Май. По дороге на урок рисования Джейн толкнула меня в колючую живую изгородь… Эмма обозвала меня лесбиянкой и сорвала у меня с головы заколки, выдрав заодно и клок волос… Эмма щелкнула у меня перед носом зажигалкой и угрожала опалить мне лицо.
Июнь. Тереза попыталась ударить меня по ноге коленкой. Она промахнулась и заставила меня стоять на месте, пока у нее не получится удар. Теперь у меня огромный синяк. Надо скрыть от мамы… Джейн и Тереза закинули мою туфлю за угол корпуса информатики. Тереза больно заехала мне по голени, когда увидела, что я нашла туфлю.
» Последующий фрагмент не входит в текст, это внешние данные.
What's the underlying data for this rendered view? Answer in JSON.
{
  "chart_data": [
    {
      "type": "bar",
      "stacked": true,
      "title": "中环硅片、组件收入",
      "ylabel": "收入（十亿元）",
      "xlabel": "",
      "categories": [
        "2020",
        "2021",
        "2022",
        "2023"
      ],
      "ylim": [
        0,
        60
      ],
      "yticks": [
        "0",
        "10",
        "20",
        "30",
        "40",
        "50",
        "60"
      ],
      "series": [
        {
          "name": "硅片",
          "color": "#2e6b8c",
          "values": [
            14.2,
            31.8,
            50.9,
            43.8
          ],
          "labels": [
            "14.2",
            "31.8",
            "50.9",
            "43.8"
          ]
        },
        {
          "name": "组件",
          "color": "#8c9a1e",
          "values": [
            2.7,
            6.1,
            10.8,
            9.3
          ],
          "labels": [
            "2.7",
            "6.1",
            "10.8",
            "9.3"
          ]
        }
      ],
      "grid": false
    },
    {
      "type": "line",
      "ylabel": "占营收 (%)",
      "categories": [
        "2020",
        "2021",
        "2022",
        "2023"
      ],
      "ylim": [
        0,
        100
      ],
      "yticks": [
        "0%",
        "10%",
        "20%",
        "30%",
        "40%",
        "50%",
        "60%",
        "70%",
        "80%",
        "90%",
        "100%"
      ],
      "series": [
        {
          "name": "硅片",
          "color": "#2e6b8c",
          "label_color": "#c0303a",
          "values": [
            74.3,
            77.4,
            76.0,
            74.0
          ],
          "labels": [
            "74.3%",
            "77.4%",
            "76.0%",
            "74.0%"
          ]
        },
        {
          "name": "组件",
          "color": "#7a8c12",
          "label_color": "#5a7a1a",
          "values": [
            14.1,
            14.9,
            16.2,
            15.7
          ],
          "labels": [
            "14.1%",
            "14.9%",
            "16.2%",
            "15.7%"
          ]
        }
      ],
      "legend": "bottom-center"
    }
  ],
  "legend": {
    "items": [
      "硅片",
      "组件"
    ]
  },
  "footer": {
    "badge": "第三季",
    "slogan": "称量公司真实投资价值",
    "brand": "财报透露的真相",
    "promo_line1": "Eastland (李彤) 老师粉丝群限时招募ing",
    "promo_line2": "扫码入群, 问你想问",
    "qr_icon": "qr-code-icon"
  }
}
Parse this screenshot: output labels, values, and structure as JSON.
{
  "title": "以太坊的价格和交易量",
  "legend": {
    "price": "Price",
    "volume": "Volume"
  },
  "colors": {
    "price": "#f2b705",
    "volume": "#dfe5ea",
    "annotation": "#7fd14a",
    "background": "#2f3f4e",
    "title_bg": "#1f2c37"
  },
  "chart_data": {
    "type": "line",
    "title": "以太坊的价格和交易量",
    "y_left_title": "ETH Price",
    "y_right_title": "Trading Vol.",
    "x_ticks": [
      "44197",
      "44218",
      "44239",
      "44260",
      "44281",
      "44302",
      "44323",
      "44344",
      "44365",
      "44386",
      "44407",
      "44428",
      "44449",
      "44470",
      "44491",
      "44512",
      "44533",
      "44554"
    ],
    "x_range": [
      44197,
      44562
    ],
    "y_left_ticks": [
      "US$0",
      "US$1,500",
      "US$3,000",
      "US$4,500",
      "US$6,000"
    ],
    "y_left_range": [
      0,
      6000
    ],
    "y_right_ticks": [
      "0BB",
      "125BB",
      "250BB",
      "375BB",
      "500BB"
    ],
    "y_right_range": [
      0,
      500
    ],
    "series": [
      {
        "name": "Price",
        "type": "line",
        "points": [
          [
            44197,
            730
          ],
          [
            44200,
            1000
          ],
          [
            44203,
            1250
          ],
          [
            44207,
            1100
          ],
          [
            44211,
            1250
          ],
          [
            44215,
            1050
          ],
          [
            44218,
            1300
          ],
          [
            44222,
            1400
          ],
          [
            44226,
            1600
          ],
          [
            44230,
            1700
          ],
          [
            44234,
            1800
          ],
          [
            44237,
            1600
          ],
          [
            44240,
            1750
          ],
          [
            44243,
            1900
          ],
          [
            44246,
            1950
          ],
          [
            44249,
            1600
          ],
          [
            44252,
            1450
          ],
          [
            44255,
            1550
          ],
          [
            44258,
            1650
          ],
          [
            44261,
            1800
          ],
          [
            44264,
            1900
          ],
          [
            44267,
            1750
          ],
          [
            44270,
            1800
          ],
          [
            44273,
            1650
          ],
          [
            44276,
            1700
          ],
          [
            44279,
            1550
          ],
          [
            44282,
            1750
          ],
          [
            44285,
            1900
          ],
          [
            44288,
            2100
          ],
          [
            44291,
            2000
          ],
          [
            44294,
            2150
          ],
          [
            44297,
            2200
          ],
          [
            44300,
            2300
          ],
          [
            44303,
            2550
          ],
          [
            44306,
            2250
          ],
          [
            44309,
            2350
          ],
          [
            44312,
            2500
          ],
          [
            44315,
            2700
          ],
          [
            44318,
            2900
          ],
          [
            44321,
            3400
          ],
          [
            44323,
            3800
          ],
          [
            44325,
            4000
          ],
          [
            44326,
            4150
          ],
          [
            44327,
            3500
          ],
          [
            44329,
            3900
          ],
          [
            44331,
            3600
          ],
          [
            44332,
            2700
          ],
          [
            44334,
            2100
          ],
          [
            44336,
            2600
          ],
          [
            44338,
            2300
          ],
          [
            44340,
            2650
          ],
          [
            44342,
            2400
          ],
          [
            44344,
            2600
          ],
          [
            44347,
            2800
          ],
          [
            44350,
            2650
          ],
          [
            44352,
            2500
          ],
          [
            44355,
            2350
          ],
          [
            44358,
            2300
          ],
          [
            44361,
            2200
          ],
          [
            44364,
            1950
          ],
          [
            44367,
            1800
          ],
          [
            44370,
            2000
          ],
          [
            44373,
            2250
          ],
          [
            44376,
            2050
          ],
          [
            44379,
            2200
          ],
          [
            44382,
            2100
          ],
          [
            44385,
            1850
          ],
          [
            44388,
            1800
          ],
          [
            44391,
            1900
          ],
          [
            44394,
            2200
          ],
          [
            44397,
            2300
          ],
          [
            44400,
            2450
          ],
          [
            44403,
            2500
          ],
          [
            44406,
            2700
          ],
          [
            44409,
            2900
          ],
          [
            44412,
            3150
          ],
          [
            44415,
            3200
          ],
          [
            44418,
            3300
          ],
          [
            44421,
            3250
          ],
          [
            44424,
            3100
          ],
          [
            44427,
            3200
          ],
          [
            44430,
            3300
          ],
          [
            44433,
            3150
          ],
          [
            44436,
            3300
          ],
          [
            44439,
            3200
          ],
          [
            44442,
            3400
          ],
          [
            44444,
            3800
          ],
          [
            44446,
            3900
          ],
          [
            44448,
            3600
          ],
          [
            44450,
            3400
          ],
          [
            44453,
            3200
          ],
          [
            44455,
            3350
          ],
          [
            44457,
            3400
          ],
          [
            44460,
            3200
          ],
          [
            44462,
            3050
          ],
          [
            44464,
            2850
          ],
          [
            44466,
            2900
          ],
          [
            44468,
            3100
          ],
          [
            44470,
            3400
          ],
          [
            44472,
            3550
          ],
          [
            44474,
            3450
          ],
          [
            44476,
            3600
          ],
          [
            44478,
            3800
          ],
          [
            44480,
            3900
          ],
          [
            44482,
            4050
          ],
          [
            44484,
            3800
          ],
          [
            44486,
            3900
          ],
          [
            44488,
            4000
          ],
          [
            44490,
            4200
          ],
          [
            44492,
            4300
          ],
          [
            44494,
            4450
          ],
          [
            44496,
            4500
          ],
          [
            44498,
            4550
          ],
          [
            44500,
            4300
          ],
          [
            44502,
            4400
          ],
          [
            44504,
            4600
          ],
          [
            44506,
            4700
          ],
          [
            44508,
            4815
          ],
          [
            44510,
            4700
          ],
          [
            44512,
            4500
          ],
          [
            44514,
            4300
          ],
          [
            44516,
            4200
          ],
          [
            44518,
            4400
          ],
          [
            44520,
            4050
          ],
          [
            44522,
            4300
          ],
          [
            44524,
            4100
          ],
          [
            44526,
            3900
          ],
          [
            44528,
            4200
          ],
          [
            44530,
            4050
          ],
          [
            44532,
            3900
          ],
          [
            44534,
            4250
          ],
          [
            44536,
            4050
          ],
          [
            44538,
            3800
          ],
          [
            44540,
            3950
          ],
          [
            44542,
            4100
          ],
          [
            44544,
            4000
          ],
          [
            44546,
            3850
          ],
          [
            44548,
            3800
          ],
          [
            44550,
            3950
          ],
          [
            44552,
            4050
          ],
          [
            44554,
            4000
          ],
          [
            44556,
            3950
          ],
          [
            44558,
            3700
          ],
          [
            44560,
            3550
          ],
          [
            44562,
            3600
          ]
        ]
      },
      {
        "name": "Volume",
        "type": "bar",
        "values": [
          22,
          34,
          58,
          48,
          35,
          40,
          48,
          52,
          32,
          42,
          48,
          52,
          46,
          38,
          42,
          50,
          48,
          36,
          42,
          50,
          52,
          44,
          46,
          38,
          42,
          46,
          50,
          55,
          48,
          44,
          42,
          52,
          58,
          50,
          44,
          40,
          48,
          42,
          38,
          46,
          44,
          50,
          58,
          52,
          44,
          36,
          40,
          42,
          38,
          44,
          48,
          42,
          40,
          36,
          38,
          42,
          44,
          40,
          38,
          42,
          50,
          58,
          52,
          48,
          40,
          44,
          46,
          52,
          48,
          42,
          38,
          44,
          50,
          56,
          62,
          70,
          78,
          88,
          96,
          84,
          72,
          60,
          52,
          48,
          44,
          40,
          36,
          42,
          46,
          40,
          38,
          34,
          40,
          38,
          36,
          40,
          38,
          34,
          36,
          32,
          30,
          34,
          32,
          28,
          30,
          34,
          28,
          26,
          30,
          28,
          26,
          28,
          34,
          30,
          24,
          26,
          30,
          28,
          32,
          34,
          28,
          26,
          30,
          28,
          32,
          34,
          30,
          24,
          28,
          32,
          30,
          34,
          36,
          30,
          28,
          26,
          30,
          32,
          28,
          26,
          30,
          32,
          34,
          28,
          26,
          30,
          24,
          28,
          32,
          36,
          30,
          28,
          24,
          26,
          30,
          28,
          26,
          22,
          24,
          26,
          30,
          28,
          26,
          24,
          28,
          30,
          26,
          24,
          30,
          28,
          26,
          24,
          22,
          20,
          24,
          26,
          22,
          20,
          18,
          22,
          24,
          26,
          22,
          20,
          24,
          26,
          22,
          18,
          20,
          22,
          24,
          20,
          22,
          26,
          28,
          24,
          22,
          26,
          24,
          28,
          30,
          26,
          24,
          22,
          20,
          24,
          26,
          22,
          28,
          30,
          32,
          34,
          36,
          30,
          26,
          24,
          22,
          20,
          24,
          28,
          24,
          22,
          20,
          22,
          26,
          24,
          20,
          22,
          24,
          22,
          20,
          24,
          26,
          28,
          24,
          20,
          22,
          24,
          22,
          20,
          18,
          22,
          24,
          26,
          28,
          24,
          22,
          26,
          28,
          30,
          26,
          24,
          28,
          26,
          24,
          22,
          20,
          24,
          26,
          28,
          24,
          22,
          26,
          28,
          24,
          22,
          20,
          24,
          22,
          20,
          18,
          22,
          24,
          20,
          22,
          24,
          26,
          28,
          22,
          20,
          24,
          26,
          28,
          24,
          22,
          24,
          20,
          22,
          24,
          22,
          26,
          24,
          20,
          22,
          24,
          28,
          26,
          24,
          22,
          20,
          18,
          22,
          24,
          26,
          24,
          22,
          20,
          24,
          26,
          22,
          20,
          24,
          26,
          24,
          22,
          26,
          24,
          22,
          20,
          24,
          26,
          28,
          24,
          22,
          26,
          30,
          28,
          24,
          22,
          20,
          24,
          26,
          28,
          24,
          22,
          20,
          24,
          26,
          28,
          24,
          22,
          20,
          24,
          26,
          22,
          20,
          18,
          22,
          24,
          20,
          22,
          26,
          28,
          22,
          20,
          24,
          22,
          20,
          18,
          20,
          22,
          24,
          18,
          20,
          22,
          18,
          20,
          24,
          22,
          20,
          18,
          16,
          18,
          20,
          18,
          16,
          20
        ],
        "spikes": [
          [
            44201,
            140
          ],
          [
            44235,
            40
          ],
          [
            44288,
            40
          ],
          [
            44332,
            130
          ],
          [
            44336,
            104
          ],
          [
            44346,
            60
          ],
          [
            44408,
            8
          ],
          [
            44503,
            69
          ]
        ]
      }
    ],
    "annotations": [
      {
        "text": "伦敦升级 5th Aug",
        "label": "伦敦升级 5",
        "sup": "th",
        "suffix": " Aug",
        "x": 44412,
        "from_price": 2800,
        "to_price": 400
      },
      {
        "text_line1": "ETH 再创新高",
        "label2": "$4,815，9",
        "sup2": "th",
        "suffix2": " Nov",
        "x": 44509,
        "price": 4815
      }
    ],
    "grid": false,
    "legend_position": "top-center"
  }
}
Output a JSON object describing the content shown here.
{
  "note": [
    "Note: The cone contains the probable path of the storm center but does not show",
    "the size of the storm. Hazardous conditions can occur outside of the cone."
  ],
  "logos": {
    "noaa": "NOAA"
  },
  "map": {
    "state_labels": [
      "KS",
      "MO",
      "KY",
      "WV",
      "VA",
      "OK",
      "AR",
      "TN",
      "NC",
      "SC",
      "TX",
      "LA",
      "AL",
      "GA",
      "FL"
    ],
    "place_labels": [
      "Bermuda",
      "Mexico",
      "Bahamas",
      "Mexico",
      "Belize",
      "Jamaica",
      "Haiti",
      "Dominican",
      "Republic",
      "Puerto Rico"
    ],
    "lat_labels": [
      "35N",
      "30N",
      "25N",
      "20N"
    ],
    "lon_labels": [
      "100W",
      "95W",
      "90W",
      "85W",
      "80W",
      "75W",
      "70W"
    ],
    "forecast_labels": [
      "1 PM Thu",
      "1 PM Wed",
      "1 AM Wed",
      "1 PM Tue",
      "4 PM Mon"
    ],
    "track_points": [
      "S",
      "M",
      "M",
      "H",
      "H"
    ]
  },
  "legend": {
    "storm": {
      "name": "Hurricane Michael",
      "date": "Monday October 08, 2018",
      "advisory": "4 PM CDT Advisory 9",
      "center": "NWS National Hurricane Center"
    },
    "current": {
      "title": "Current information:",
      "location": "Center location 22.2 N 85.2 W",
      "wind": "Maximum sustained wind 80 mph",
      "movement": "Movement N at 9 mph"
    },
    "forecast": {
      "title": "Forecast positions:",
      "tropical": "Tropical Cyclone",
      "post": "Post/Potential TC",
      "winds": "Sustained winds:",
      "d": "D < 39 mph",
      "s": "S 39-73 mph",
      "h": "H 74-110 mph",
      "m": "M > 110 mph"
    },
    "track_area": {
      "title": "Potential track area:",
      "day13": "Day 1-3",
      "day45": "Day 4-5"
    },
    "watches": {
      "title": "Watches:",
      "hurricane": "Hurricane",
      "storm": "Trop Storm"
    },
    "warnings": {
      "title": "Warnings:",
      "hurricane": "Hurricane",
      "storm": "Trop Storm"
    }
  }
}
Я чуть не вырубилась… На уроке географии Тереза ударила меня по попе компасом. Я пошла в туалет и увидела на трусах кровь…
Я узнаю эти сомнамбулические, бесцветные интонации, когда вижу по телевизору уцелевших после землетрясения или жертв бомбежек. Был громкий хлопок. Много дыма. Я думаю, что чем тяжелее травма, тем труднее подыскать подходящие слова, и, наверное, когда мы оказываемся перед лицом самого страшного испытания, уместным становится лишь молчание.